Rückhalt durch andere

Der Rückhalt, den sie bei ihrer Familie und ihren Freunden fand, hat ihr so viel Selbstbewusstsein zurückgegeben, dass sie sich eines Tages getraut hat, das Gespräch mit ihrem Vorgesetzten zu suchen. Alexandra war überrascht, wie viel Verständnis er für ihre Situation hatte. Sie kamen zu der Übereinkunft, dass Alexandra sich auf die beiden Marketingprojekte konzentrieren sollte, die momentan für das Unternehmen die wichtigsten waren. Zwei andere Projekte wurden aufgeschoben, und ein nachrangiges Projekt, das keinen unmittelbaren Produktbezug hatte, wurde an einen Marketingassistenten gegeben, der erst vor vier Wochen seine Tätigkeit in dem Unternehmen aufgenommen hatte. Alexandras Chef sicherte ihr zu, dass er den Assistenten mit dem Projekt direkt betrauen würde, um sie zu entlasten. Die hohen Zielvorgaben im Business-Plan sind zwar die gleichen geblieben, aber die Verantwortung für ihr Marketingbudget teilt sie mit ihrem Vorgesetzten. Mehrere der im nächsten Quartal vorgesehenen Auslandsreisen hat sie an eine jüngere Mitarbeiterin delegiert. Auch die Kommunikation mit anderen Abteilungen, externen Agenturen, Kunden und Lieferanten hat sie delegiert. Eine Reihe interner und externer Meetings hat sie einfach abgesagt. Als Begründung gab sie personelle Engpässe an.
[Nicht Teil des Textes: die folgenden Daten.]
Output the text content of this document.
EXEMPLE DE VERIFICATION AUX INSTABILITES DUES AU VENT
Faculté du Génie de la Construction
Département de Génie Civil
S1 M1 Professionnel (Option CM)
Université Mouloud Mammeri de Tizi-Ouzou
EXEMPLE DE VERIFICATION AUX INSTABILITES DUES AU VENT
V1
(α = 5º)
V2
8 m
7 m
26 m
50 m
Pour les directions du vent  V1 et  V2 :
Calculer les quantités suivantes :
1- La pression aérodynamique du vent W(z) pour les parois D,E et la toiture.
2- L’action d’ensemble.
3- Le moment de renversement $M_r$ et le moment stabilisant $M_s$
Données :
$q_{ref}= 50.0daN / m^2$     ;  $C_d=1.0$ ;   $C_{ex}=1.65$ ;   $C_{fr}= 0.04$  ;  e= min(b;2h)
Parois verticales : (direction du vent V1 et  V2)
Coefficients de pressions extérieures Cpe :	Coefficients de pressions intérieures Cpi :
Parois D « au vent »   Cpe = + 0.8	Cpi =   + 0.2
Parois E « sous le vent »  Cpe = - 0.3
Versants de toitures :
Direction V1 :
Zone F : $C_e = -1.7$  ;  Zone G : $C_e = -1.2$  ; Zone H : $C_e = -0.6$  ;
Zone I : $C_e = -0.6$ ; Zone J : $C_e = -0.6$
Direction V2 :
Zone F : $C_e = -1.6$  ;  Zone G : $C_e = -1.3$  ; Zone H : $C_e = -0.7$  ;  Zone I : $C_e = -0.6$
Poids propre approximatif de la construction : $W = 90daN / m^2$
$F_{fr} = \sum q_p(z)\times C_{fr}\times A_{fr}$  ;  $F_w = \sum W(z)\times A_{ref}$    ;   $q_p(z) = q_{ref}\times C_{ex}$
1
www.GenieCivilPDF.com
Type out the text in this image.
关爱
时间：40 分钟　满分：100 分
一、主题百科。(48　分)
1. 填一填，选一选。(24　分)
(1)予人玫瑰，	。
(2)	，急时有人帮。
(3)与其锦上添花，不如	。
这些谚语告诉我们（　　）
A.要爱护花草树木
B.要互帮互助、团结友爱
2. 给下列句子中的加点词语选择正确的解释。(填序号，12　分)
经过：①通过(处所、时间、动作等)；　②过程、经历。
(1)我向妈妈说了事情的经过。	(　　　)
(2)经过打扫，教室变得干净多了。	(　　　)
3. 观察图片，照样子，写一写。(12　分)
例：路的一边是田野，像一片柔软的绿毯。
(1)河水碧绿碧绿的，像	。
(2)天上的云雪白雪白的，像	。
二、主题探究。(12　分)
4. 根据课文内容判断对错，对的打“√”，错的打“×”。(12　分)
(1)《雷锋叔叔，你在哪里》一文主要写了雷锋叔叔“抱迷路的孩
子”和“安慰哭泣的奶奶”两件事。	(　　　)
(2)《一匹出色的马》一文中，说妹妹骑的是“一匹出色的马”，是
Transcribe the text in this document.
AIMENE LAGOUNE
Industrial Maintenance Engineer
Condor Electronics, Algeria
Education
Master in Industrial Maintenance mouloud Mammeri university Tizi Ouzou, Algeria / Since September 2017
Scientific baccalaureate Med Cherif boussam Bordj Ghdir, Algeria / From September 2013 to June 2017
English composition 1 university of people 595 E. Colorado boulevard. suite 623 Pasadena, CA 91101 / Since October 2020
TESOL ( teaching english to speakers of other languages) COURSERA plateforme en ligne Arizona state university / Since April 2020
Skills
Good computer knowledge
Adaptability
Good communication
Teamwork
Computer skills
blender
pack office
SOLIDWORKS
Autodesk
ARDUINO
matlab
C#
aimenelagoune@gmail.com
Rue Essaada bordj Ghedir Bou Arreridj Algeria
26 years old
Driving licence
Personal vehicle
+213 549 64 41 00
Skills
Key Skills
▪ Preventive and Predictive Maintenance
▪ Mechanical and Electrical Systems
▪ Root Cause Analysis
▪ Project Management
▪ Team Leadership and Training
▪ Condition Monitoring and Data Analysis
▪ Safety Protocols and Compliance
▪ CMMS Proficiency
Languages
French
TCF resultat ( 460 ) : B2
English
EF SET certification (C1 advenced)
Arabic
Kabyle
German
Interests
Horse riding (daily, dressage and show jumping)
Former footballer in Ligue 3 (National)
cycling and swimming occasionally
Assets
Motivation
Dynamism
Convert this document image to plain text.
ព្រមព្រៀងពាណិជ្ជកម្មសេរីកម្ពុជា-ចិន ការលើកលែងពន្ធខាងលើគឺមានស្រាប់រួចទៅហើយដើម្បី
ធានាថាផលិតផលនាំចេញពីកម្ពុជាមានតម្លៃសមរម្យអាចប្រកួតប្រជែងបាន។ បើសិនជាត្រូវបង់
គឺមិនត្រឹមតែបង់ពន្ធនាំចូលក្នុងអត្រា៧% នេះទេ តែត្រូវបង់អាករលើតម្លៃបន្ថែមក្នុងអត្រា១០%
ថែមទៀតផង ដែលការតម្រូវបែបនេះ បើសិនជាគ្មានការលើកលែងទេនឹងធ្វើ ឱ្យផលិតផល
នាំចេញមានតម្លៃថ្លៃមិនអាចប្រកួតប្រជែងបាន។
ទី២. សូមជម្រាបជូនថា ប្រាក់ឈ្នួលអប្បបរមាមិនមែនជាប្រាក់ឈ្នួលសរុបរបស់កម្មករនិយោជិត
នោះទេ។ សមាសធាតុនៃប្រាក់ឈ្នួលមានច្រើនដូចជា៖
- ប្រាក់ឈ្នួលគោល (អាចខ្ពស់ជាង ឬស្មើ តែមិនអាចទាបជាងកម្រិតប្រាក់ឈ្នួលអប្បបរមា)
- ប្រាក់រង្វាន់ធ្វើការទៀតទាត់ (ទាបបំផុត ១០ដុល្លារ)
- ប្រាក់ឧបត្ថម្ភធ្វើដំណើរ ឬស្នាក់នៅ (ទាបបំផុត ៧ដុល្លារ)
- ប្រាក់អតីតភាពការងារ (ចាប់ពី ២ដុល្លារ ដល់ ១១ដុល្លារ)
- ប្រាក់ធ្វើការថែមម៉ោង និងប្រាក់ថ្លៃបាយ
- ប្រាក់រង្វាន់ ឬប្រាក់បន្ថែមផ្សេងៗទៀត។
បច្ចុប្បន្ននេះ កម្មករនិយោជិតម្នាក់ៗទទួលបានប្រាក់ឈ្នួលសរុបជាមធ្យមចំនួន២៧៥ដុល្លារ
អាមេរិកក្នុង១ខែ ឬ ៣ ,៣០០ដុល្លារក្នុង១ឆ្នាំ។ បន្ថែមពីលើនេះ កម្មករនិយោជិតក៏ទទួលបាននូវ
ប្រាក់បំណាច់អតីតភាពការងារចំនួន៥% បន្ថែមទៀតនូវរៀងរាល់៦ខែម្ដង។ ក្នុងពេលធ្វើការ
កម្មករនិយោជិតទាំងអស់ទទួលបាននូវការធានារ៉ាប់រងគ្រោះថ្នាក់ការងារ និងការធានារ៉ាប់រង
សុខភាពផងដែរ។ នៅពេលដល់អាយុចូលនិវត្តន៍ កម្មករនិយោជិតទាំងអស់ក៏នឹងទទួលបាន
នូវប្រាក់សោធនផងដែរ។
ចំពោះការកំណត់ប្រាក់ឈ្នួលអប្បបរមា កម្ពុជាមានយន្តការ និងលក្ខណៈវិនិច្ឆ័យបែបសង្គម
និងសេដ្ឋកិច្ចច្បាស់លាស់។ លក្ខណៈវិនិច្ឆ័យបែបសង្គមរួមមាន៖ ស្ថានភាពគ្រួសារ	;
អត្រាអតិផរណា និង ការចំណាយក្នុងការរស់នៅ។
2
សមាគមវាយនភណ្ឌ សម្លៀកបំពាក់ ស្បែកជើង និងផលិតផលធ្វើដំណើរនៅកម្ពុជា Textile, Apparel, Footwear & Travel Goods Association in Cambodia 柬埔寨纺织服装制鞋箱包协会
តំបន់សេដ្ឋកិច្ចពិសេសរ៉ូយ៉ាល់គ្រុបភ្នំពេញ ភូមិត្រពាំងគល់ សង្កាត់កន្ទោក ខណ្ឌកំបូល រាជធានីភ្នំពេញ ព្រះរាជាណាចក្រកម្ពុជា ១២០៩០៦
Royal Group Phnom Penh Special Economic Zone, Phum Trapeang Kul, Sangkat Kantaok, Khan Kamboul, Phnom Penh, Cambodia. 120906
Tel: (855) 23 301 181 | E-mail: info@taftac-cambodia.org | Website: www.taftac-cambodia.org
So konnte sie sich ganz auf ihre Kernaufgaben konzentrieren, nämlich auf die Interaktion mit Experten in Kliniken und Arztpraxen im gesamten Bundesgebiet.

Zurück in den Alltag

Alexandra hat das Chaos in ihrem Kopf inzwischen geordnet. Sie kann ihre Aufmerksamkeit viel besser auf eine bestimmte Sache richten. Sie ist konzentrierter und hat den Kopf frei, ihre sozialen Beziehungen zu pflegen. Den Kontakt zu ihrem Freundeskreis hat sie intensiviert. Für jedes Wochenende hat sie ganz bewusst genügend Zeit für mindestens eine Verabredung eingeplant. Das Gefühl innerer Anspannung ist einer Ausgeglichenheit gewichen. Freunde sagen ihr, dass sie sehr viel fröhlicher und zufriedener wirke als vor ein paar Monaten. Und nachts schläft Alexandra wieder gut. Sie hat das Gefühl, dass sie in einer ganz auf sie zugeschnittenen neuen Arbeitswelt tätig ist, immer noch als Marketingmanagerin bei dem mittelständigen deutschen Pharmaunternehmen, aber mit wiedererlangtem Selbstbewusstsein.

 

Heute geht es ihr gut. Sie hat einen Weg aus der Krise gefunden. Das ist ihr ganz persönlicher Erfolg. Und darauf ist sie stolz.